Un pourvoyeur d'énergie hydraulique

Lieu historique national du Canal-de-Lachine

Une nouvelle source d'énergie

Au début du XIXe siècle, les activités de production industrielle se déroulent à petite échelle, s'appuyant sur le travail manuel ou sur la force animale. Les entreprises qui utilisent l'énergie hydraulique dépendent de leur source d'eau, souvent localisée en milieu rural. Enfin, quelques rares industries fonctionnent grâce à des moteurs à vapeur, invention toute récente.

Une nouvelle source d'énergie devient disponible avec la première reconstruction du canal de Lachine entre 1843 et 1848. L'élargissement augmente considérablement le débit. L'eau retenue en amont des écluses peut être canalisée et servir à actionner des roues ou des turbines hydrauliques. L'énergie ainsi produite est mise à la disposition des industries par l'adjudication de lots hydrauliques.

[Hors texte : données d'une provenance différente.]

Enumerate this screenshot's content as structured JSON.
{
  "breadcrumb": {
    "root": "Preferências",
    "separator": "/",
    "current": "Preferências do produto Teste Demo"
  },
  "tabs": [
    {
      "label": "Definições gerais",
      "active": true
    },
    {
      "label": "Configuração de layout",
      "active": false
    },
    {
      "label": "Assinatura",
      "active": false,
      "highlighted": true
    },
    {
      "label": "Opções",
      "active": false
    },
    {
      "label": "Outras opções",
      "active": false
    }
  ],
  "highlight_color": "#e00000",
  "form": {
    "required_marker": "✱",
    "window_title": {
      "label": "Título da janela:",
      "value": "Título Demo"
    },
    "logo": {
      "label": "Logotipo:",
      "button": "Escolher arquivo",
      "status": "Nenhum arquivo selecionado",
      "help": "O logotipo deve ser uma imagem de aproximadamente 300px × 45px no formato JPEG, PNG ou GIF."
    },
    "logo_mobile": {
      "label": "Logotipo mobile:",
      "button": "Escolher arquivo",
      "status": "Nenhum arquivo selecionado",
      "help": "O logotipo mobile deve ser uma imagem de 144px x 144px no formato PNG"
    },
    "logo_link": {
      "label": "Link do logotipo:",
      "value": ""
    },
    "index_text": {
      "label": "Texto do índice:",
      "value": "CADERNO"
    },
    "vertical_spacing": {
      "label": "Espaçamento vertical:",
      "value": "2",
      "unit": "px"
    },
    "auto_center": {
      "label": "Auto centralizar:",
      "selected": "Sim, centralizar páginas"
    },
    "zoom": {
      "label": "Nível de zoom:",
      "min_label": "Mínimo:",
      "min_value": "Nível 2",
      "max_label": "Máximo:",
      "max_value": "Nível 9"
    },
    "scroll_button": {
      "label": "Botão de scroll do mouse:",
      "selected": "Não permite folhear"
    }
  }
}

Ces lots avoisinent les endroits où le canal présente des dénivelés importants, soit à proximité des écluses du port, de Saint-Gabriel et de Côte-Saint-Paul. Au total, 20 lots de 24 mètres de façade occupent tout le côté sud du bassin en amont des écluses du port de Montréal. Le dénivelé y est de sept mètres. À l'écluse de Saint-Gabriel, tout comme à celle de Côte-Saint-Paul, la dénivellation atteint environ 2,5 mètres.

L'énergie : pour qui et pour quoi ?

Le déversoir n° 2, vue vers l'ouest, 1er août 1917 Ce déversoir illustre le potentiel hydraulique du canal © Archives nationales du Canada, PA-109981

Les lots hydrauliques et l'énergie du canal sont attribués selon différentes formules. Entre 1846 et 1851, les 20 lots du bassin n° 2 sont vendus aux enchères. La meunerie et l'industrie du fer dominent ce secteur.

À Saint-Gabriel, des hommes d'affaires influents obtiennent le monopole de l'énergie hydraulique. Un réseau complexe de canaux d'amenée et de fuite est aménagé des deux côtés du canal afin de maximiser l'utilisation de la force hydraulique. Les entreprises traditionnelles associées au bois, au fer et au blé y sont prépondérantes, bien qu'elles côtoient quelques nouveaux venus dans les domaines de la fabrication d'outils et de la transformation du caoutchouc et du coton.

L'entreprise Frothingham and Workman en 1880. F. Pellerin / 86-CAN-D3

Enfin, le site de Côte-Saint-Paul, alors situé en pleine campagne, est le dernier à être occupé. En 1853, le gouvernement concède tout le pouvoir hydraulique à William Parkyn, qui entreprend l'aménagement d'un véritable « parc industriel ». Après y avoir englouti sa fortune, Parkyn vend ses droits à Frothingham et Workman, une importante entreprise de quincaillerie qui donne le ton aux activités du secteur : la fabrication d'outils.

Un catalyseur pour l'industrialisation

Depuis son apparition en 1846, l'énergie hydraulique du canal a été utilisée par des dizaines d'entreprises. Selon l'état actuel des connaissances, on a répertorié 13 moulins et élévateurs à grains, 23 clouteries, 14 taillanderies, 18 scieries et ateliers de bois. En 1887, au plus fort de leurs activités, ces entreprises emploient au moins 2000 ouvriers. Elles consomment plus d'énergie que celle produite par la première centrale hydroélectrique construite à Niagara Falls en 1895.

Grâce au canal de Lachine, l'énergie hydraulique est devenue disponible à Montréal vers le milieu du XIXe siècle, au moment où la production industrielle commençait à s'implanter en Amérique du Nord. Elle compte parmi les multiples facteurs qui ont permis à la métropole de passer du négoce à l'industrialisation, tout en lui donnant une longueur d'avance sur les autres villes canadiennes.